John Cooper ’48
My name is John Cooper. I graduated 8th in a class of over 400 in June 1948. My immediate family came to the Bay Area from Washington D.C. in the fall of 1945. I had come earlier that summer and stayed with my aunt and uncle and cousins (one of whom was to be a senior at Tech the fall of ’45). We lived on Broadway Terrace in Montclair. I started in the 10th grade at Tech, because my cousin went there and because it was the most convenient school to attend. It also had an excellent reputation as a college prep school. Although at the time I did not know where I might go to college, I knew I would go on from high school.
Tech in those days was three schools in one: kids like myself who planned to continue on to college, kids (girls primarily if not exclusively) who took shorthand, typing, etc. to prepare them to go directly into the work place, and boys who were in the shops learning carpentry, metal working, automobile repair, etc. Except for gym, study hall, and one class I will describe below, there was little mixing of the three groups.
I was extremely active in clubs and committees throughout my 3 years at Tech. I started in the 10th grade, with Scribe News, instead of English. That was my major focus. In my last semester, I was editor of the paper. Thanks to our journalism teacher, Jessie Smith, who taught me and hundreds of others how to write, our paper continually won national recognition. She and Talcott Williamson were the most memorable of my teachers. “Tully”, who was head of the English Department, taught a class which he refused to have limited to college prep kids. He taught all of us how to think (!)¬ imagine that! Not simply to memorize facts or learn tables, but to think.

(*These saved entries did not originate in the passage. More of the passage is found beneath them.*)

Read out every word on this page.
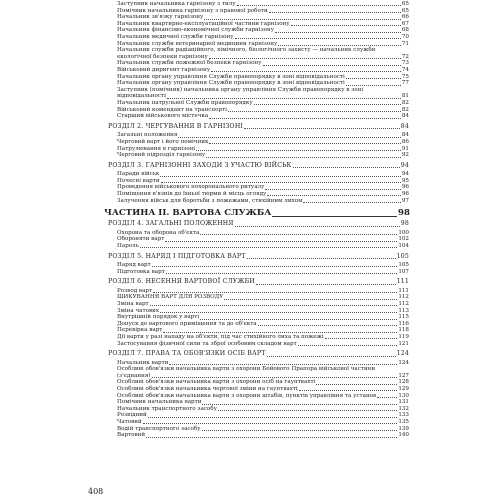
Заступник начальника гарнізону з тилу	65
Помічник начальника гарнізону з правової роботи	65
Начальник зв'язку гарнізону	66
Начальник квартирно-експлуатаційної частини гарнізону	67
Начальник фінансово-економічної служби гарнізону	68
Начальник медичної служби гарнізону	70
Начальник служби ветеринарної медицини гарнізону	71
Начальник служби радіаційного, хімічного, біологічного захисту — начальник служби
екологічної безпеки гарнізону	72
Начальник служби пожежної безпеки гарнізону	73
Військовий диригент гарнізону	74
Начальник органу управління Служби правопорядку в зоні відповідальності	75
Начальник органу управління Служби правопорядку в зоні відповідальності	77
Заступник (помічник) начальника органу управління Служби правопорядку в зоні
відповідальності	81
Начальник патрульної Служби правопорядку	82
Військовий комендант на транспорті	82
Старший військового містечка	84
РОЗДІЛ 2. ЧЕРГУВАННЯ В ГАРНІЗОНІ	84
Загальні положення	84
Черговий варт і його помічник	86
Патрулювання в гарнізоні	91
Черговий підрозділ гарнізону	92
РОЗДІЛ 3. ГАРНІЗОННІ ЗАХОДИ З УЧАСТЮ ВІЙСЬК	94
Паради військ	94
Почесні варти	95
Проведення військового похоронального ритуалу	96
Поміщення в'язнів до їхньої тюрми й місць огляду	96
Залучення військ для боротьби з пожежами, стихійним лихом	97
ЧАСТИНА II. ВАРТОВА СЛУЖБА	98
РОЗДІЛ 4. ЗАГАЛЬНІ ПОЛОЖЕННЯ	98
Охорона та оборона об'єкта	100
Обороняти варт	102
Пароль	104
РОЗДІЛ 5. НАРЯД І ПІДГОТОВКА ВАРТ	105
Наряд варт	105
Підготовка варт	107
РОЗДІЛ 6. НЕСЕННЯ ВАРТОВОЇ СЛУЖБИ	111
Розвод варт	111
ШИКУВАННЯ ВАРТ ДЛЯ РОЗВОДУ	112
Зміна варт	112
Зміна чатових	113
Внутрішній порядок у варті	115
Допуск до вартового приміщення та до об'єкта	116
Перевірка варт	118
Дії варти у разі нападу на об'єкти, під час стихійного лиха та пожежі	119
Застосування фізичної сили та зброї особовим складом варт	121
РОЗДІЛ 7. ПРАВА ТА ОБОВ'ЯЗКИ ОСІБ ВАРТ	124
Начальник варти	124
Особливі обов'язки начальника варти з охорони Бойового Прапора військової частини
(з'єднання)	127
Особливі обов'язки начальника варти з охорони осіб на гауптвахті	128
Особливі обов'язки начальника чергової зміни на гауптвахті	129
Особливі обов'язки начальника варти з охорони штабів, пунктів управління та установ	130
Помічник начальника варти	131
Начальник транспортного засобу	132
Розвідний	133
Чатовий	135
Водій транспортного засобу	139
Вартовий	140
408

My wife, Ann, who also attended Tech, and I have maintained about ten or so high school contacts over the 66 years since we graduated. Several of us continued on to UC Berkeley where I received an AB in 1952 and, after several years in the army, a law degree from UC’s Boalt Hall. Over the years our class has held several reunions, the last being our 50th in 1998.

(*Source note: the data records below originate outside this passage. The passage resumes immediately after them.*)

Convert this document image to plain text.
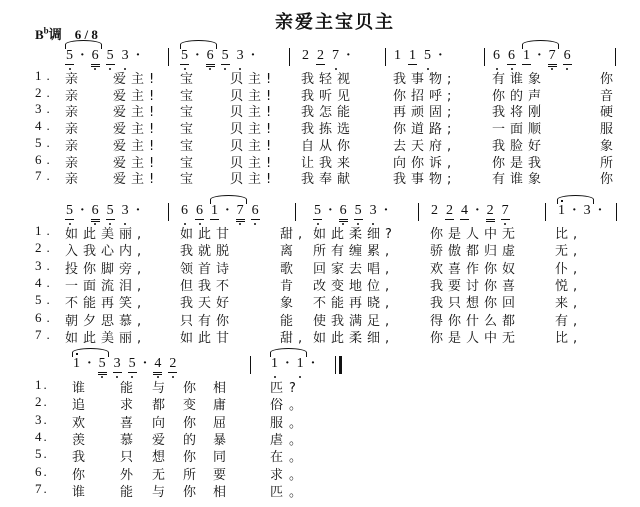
亲爱主宝贝主
$B^b$调 6 / 8
5 · 6 5 3 ·	5 · 6 5 3 ·	2 2 7 ·	1 1 5 ·	6 6 1 · 7 6
1. 亲 爱主! 宝 贝主! 我轻视	我事物;	有谁象	你
2. 亲 爱主! 宝 贝主! 我听见	你招呼;	你的声	音
3. 亲 爱主! 宝 贝主! 我怎能	再顽固;	我将刚	硬
4. 亲 爱主! 宝 贝主! 我拣选	你道路;	一面顺	服
5. 亲 爱主! 宝 贝主! 自从你	去天府,	我脸好	象
6. 亲 爱主! 宝 贝主! 让我来	向你诉,	你是我	所
7. 亲 爱主! 宝 贝主! 我奉献	我事物;	有谁象	你
5 · 6 5 3 ·	6 6 1 · 7 6	5 · 6 5 3 ·	2 2 4 · 2 7	1 · 3 ·
1. 如此美丽,	如此甘	甜, 如此柔细?	你是人中无	比,
2. 入我心内,	我就脱	离 所有缠累,	骄傲都归虚	无,
3. 投你脚旁,	领首诗	歌 回家去唱,	欢喜作你奴	仆,
4. 一面流泪,	但我不	肯 改变地位,	我要讨你喜	悦,
5. 不能再笑,	我天好	象 不能再晓,	我只想你回	来,
6. 朝夕思慕,	只有你	能 使我满足,	得你什么都	有,
7. 如此美丽,	如此甘	甜, 如此柔细,	你是人中无	比,
1 · 5 3 5 · 4 2	1 · 1 ·
1. 谁 能 与 你 相	匹?
2. 追 求 都 变 庸	俗。
3. 欢 喜 向 你 屈	服。
4. 羡 慕 爱 的 暴	虐。
5. 我 只 想 你 同	在。
6. 你 外 无 所 要	求。
7. 谁 能 与 你 相	匹。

One lesson learned at Tech: how to get to know and get along with kids of different races. About 10 per cent of our class was black and there were also many Asians and a few kids of Spanish background. Many of the blacks were children of Pullman porters. Some were strongly encouraged to go on to college and many were not, some being children of World War II defense workers with no concept of the importance of higher education. Yet we all got along.
I’m proud to have gone to Tech when it was in its heyday years. I am also pleased to learn that it once again has a college prep program that I understand is drawing more academically inclined students back to the school.
My advice to current Technites: read, read and read. Perfect your writing skills. And be tolerant and keep an open mind.
After the army and law school, I went to work for PG&E in San Francisco, first as a lawyer, then as a department manager of several different groups, including the one that started the company’s energy conservation programs in the 1970s Then I was vice president of customer operations, then, for my last five years, I was a senior vice president and served on the company’s management committee. I retired in 1986 and now live in Rossmoor (part of Walnut Creek).